The hands on the keyboard were his own this time, the schematic he built from his own store of knowledge.

“Very nearly we have two search bands,” he murmured; “one south and one north of the ecliptic, which of course are expanding as we speak. Clonak…Clonak is a very stubborn man.” He glanced up, meeting the commander’s speculative eyes.

“If there is someone you may dispatch to the south, I will search north of the ecliptic.” He smiled, wryly. “We may yet retrieve your Scouts from holiday.”

* * * *

“Are you ready, Clonak?”

“I am, Shadia.”

“Your authorization?”

“The ship is yours.”

“As you say.”

They’d managed to turn the ship and align it. The idea was simple. They were going to fire what in-system engines they had to decrease the size of their orbit and bring it closer to the more traveled ways of the system. The first time they’d tried, nothing happened, and Clonak had spent another two days tracing wires as Shadia refined the orbit-numbers.

The other necessity was manning the radio, making certain that ship kept an antenna-side to the primary. They were on a round-the-clock talk-and-listen, and would be until—

One of the more raspy bits of space debris in some time distracted them; it sounded almost as if it were rolling along the side of the hull. There was a ping then, and another.

“If we’re in cloud of debris—”

“It doesn’t sound too bad,” Clonak was saying untruthfully, just as a full-sized clank ran the hull. Then came more of the scratching sound, almost as if the hull were being sandpapered or—

“Well,” Clonak said softly, and then, again. “Well.” He moved to the battery-powered monitor and waved his hand at the other Scout. “Come along, Shadia. Let’s have a look!”

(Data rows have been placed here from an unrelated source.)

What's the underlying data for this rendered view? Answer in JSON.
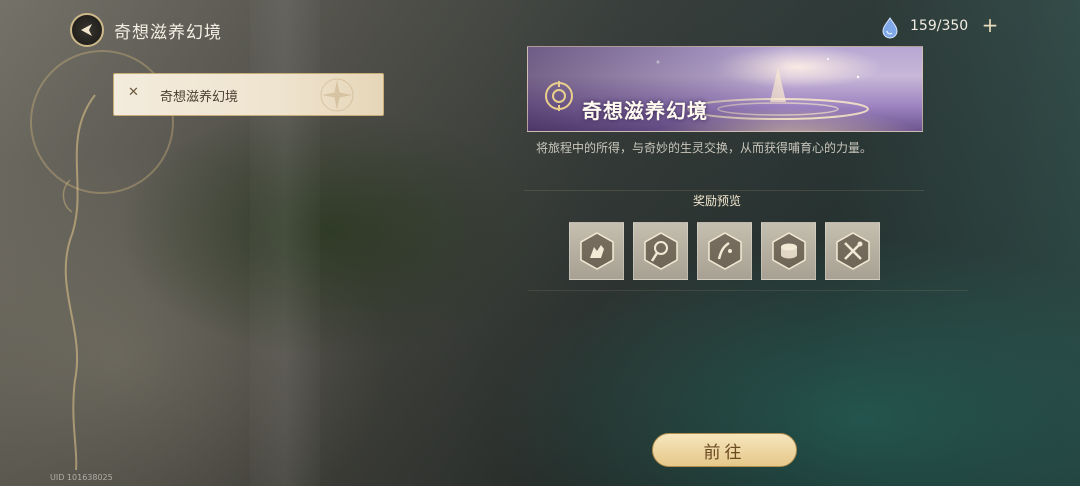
{
  "header": {
    "title": "奇想滋养幻境",
    "back_icon": "back-arrow-icon"
  },
  "sidebar": {
    "items": [
      {
        "label": "奇想滋养幻境",
        "selected": true
      }
    ]
  },
  "currency": {
    "icon": "resin-droplet-icon",
    "value": "159/350",
    "plus_label": "+"
  },
  "banner": {
    "title": "奇想滋养幻境"
  },
  "description": "将旅程中的所得，与奇妙的生灵交换，从而获得哺育心的力量。",
  "rewards": {
    "heading": "奖励预览",
    "items": [
      {
        "icon": "glove-icon"
      },
      {
        "icon": "net-icon"
      },
      {
        "icon": "brush-icon"
      },
      {
        "icon": "drum-icon"
      },
      {
        "icon": "crossed-tools-icon"
      }
    ]
  },
  "go_button": {
    "label": "前往"
  },
  "uid": "UID 101638025",
  "colors": {
    "accent": "#e6c88a",
    "panel_text": "#4a3f30"
  }
}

They crowded round the battery-powered monitor and Clonak once more turned it on and twisted the wiring until a connection was made.

The view was altered strangely with a motley green-brown object…

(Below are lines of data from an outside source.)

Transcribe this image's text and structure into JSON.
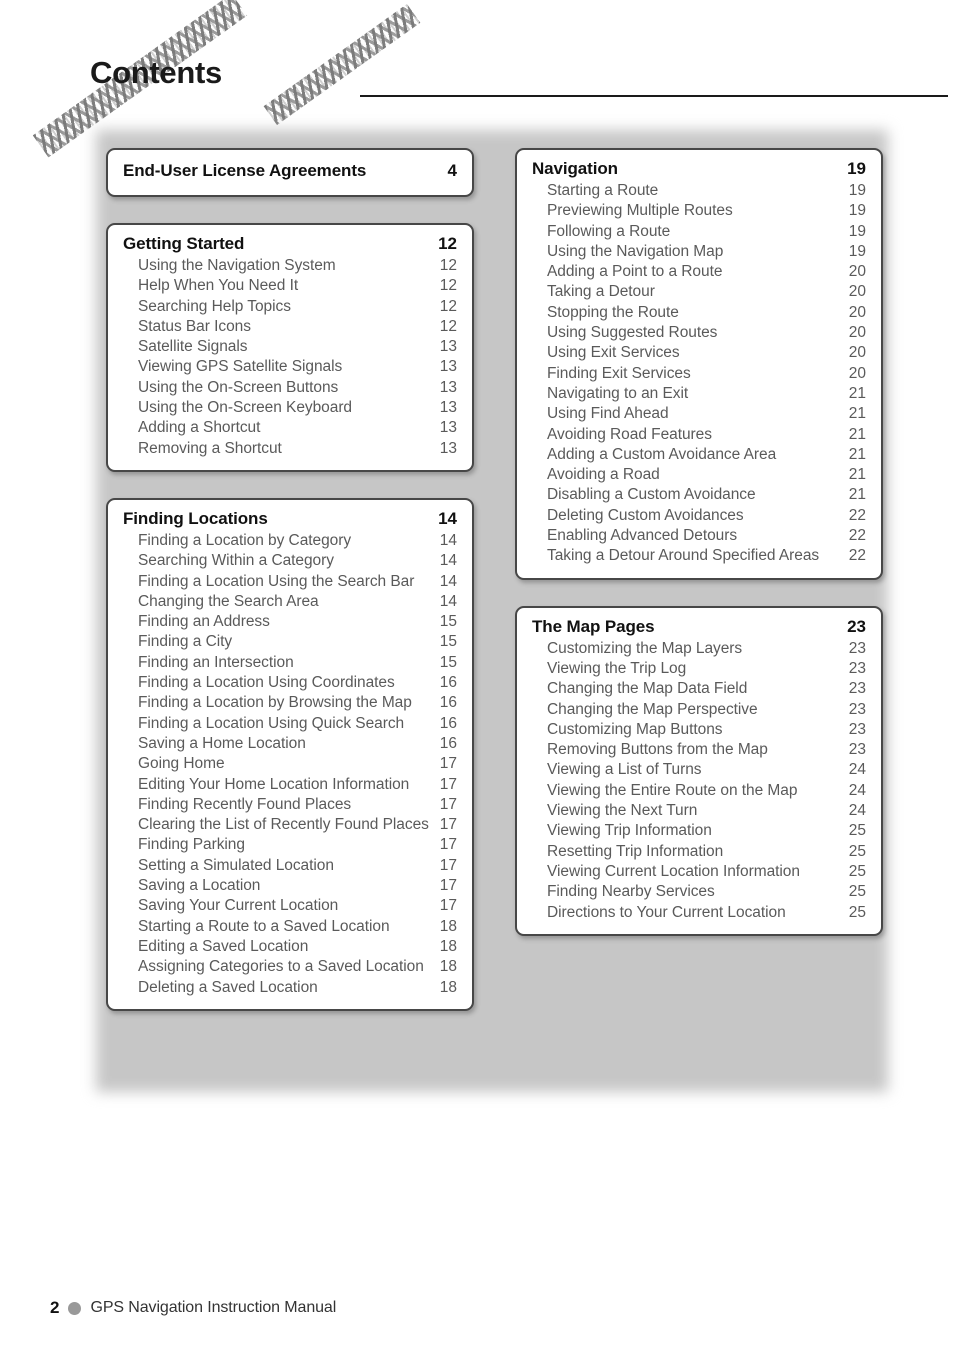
{
  "header": {
    "title": "Contents",
    "decorations": [
      "woven-stripe-long",
      "woven-stripe-short",
      "horizontal-rule"
    ]
  },
  "colors": {
    "panel_gray": "#c6c6c6",
    "box_border": "#474747",
    "box_fill": "#ffffff",
    "heading_text": "#111111",
    "entry_text": "#5a5a5a",
    "footer_bullet": "#999999",
    "rule": "#1a1a1a"
  },
  "columns": {
    "left": [
      {
        "heading": {
          "label": "End-User License Agreements",
          "page": "4"
        },
        "entries": []
      },
      {
        "heading": {
          "label": "Getting Started",
          "page": "12"
        },
        "entries": [
          {
            "label": "Using the Navigation System",
            "page": "12"
          },
          {
            "label": "Help When You Need It",
            "page": "12"
          },
          {
            "label": "Searching Help Topics",
            "page": "12"
          },
          {
            "label": "Status Bar Icons",
            "page": "12"
          },
          {
            "label": "Satellite Signals",
            "page": "13"
          },
          {
            "label": "Viewing GPS Satellite Signals",
            "page": "13"
          },
          {
            "label": "Using the On-Screen Buttons",
            "page": "13"
          },
          {
            "label": "Using the On-Screen Keyboard",
            "page": "13"
          },
          {
            "label": "Adding a Shortcut",
            "page": "13"
          },
          {
            "label": "Removing a Shortcut",
            "page": "13"
          }
        ]
      },
      {
        "heading": {
          "label": "Finding Locations",
          "page": "14"
        },
        "entries": [
          {
            "label": "Finding a Location by Category",
            "page": "14"
          },
          {
            "label": "Searching Within a Category",
            "page": "14"
          },
          {
            "label": "Finding a Location Using the Search Bar",
            "page": "14"
          },
          {
            "label": "Changing the Search Area",
            "page": "14"
          },
          {
            "label": "Finding an Address",
            "page": "15"
          },
          {
            "label": "Finding a City",
            "page": "15"
          },
          {
            "label": "Finding an Intersection",
            "page": "15"
          },
          {
            "label": "Finding a Location Using Coordinates",
            "page": "16"
          },
          {
            "label": "Finding a Location by Browsing the Map",
            "page": "16"
          },
          {
            "label": "Finding a Location Using Quick Search",
            "page": "16"
          },
          {
            "label": "Saving a Home Location",
            "page": "16"
          },
          {
            "label": "Going Home",
            "page": "17"
          },
          {
            "label": "Editing Your Home Location Information",
            "page": "17"
          },
          {
            "label": "Finding Recently Found Places",
            "page": "17"
          },
          {
            "label": "Clearing the List of Recently Found Places",
            "page": "17"
          },
          {
            "label": "Finding Parking",
            "page": "17"
          },
          {
            "label": "Setting a Simulated Location",
            "page": "17"
          },
          {
            "label": "Saving a Location",
            "page": "17"
          },
          {
            "label": "Saving Your Current Location",
            "page": "17"
          },
          {
            "label": "Starting a Route to a Saved Location",
            "page": "18"
          },
          {
            "label": "Editing a Saved Location",
            "page": "18"
          },
          {
            "label": "Assigning Categories to a Saved Location",
            "page": "18"
          },
          {
            "label": "Deleting a Saved Location",
            "page": "18"
          }
        ]
      }
    ],
    "right": [
      {
        "heading": {
          "label": "Navigation",
          "page": "19"
        },
        "entries": [
          {
            "label": "Starting a Route",
            "page": "19"
          },
          {
            "label": "Previewing Multiple Routes",
            "page": "19"
          },
          {
            "label": "Following a Route",
            "page": "19"
          },
          {
            "label": "Using the Navigation Map",
            "page": "19"
          },
          {
            "label": "Adding a Point to a Route",
            "page": "20"
          },
          {
            "label": "Taking a Detour",
            "page": "20"
          },
          {
            "label": "Stopping the Route",
            "page": "20"
          },
          {
            "label": "Using Suggested Routes",
            "page": "20"
          },
          {
            "label": "Using Exit Services",
            "page": "20"
          },
          {
            "label": "Finding Exit Services",
            "page": "20"
          },
          {
            "label": "Navigating to an Exit",
            "page": "21"
          },
          {
            "label": "Using Find Ahead",
            "page": "21"
          },
          {
            "label": "Avoiding Road Features",
            "page": "21"
          },
          {
            "label": "Adding a Custom Avoidance Area",
            "page": "21"
          },
          {
            "label": "Avoiding a Road",
            "page": "21"
          },
          {
            "label": "Disabling a Custom Avoidance",
            "page": "21"
          },
          {
            "label": "Deleting Custom Avoidances",
            "page": "22"
          },
          {
            "label": "Enabling Advanced Detours",
            "page": "22"
          },
          {
            "label": "Taking a Detour Around Specified Areas",
            "page": "22"
          }
        ]
      },
      {
        "heading": {
          "label": "The Map Pages",
          "page": "23"
        },
        "entries": [
          {
            "label": "Customizing the Map Layers",
            "page": "23"
          },
          {
            "label": "Viewing the Trip Log",
            "page": "23"
          },
          {
            "label": "Changing the Map Data Field",
            "page": "23"
          },
          {
            "label": "Changing the Map Perspective",
            "page": "23"
          },
          {
            "label": "Customizing Map Buttons",
            "page": "23"
          },
          {
            "label": "Removing Buttons from the Map",
            "page": "23"
          },
          {
            "label": "Viewing a List of Turns",
            "page": "24"
          },
          {
            "label": "Viewing the Entire Route on the Map",
            "page": "24"
          },
          {
            "label": "Viewing the Next Turn",
            "page": "24"
          },
          {
            "label": "Viewing Trip Information",
            "page": "25"
          },
          {
            "label": "Resetting Trip Information",
            "page": "25"
          },
          {
            "label": "Viewing Current Location Information",
            "page": "25"
          },
          {
            "label": "Finding Nearby Services",
            "page": "25"
          },
          {
            "label": "Directions to Your Current Location",
            "page": "25"
          }
        ]
      }
    ]
  },
  "footer": {
    "page_number": "2",
    "text": "GPS Navigation Instruction Manual"
  }
}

Belatedly, Shadia grabbed for the gimmicked suit radio and turned it on—

“Please prepare to abandon ship. This is Daav yos’Phelium and Ride the Luck. If Scout ter’Meulen is aboard, it would be kind in him to answer—one’s lifemate is concerned for his health.”

The hull rang, then, as it Ride the Luck had smacked them proper.

“Breath’s duty, but you’ve the luck,” Daav yos’Phelium continued conversationally. “The hull is twisted into the engine back here… If I do not receive within the next two Standard Minutes an answer of some sort from the resident pilots, I shall have no choice but to force the hatch. Mark. Don’t disappoint me, I beg. You can have no idea of how often I’ve dreamed of forcing open the hatch of a—”

Here, the pilot’s mannerly voice was drowned out by Clonak hammering the hull with one of his discarded pieces of piping.

It was Shadia who thumbed the microphone on the makeshift radio and spoke: “We’re here, Pilot. Thank you.”